Gorillas konnte die Situation, die mit der Entlassung des Riders Santiago vor einigen Wochen erstmals eskaliert war, nicht beruhigen. Das Unternehmen wählte stattdessen eine harte Gangart, um den Arbeitsniederlegungen zu begegnen. Zuletzt habe die Geschäftsführung die Mitarbeiter indirekt vor Streiks wegen schlechten Wetters gewarnt: „Nicht aufzutauchen bedeutet, dass der Rest der Crew für dich aufkommen muss“, habe es in einer internen Mail geheißen.
Mitarbeiter hatten auch kritisiert, dass die bereitgestellte Kleidung unzureichend gegen Regen schütze – den Ridern werde eine vollständig Regenuniform, bestehend aus einem Cape und einer Regenhose mit Regenfüßlingen, zur Verfügung gestellt. „Wir verstehen, dass bei der heutigen Wetterlage in Berlin auch diese Ausstattung nicht vollständig vor dem Nasswerden schützt. Diesen Umstand jedoch als Anlass für einen spontanen Streik ohne Rechtsgrundlage zu nehmen und zu weiteren Streiks in anderen Warehouses aufzurufen, können wir nicht nachvollziehen“, erklärte Gorillas gegenüber der Morgenpost.
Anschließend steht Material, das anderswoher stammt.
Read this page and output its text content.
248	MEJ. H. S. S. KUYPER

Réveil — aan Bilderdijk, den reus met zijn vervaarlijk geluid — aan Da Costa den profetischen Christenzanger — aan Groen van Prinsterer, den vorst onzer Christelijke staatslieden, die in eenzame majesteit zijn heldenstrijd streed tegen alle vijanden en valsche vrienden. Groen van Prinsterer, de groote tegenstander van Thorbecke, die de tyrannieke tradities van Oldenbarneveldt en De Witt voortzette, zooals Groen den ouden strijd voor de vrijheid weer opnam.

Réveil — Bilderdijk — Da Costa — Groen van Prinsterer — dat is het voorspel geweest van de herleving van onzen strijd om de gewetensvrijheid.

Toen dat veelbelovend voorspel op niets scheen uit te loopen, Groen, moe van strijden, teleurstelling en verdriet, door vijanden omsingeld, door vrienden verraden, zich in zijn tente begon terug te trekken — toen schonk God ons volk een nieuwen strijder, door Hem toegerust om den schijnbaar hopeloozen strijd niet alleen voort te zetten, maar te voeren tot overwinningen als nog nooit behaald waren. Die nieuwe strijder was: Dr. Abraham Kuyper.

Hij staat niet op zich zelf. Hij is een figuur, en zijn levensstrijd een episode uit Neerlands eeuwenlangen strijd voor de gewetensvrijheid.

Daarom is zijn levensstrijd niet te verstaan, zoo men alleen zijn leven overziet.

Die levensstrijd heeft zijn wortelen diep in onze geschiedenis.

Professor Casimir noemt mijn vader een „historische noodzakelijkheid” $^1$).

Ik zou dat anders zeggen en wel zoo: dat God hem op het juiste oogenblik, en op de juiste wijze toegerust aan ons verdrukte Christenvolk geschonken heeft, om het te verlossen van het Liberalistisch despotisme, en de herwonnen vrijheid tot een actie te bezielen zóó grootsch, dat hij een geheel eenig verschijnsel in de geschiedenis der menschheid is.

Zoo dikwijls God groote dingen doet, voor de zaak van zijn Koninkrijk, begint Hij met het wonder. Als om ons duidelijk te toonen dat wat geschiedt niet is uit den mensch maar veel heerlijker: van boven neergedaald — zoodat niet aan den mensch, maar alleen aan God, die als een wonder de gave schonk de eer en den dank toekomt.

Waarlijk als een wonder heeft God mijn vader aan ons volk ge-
Die Gorillas-Rider kritisieren die Arbeitsbedingungen bei dem Unternehmen und fordern auch eine bessere Bezahlung und fairere Behandlung von Mitarbeitern. Zudem verlangen sie, dass Santiago wieder eingestellt wird – dass Gorillas einlenkt, wirkt aber zunehmend unwahrscheinlicher.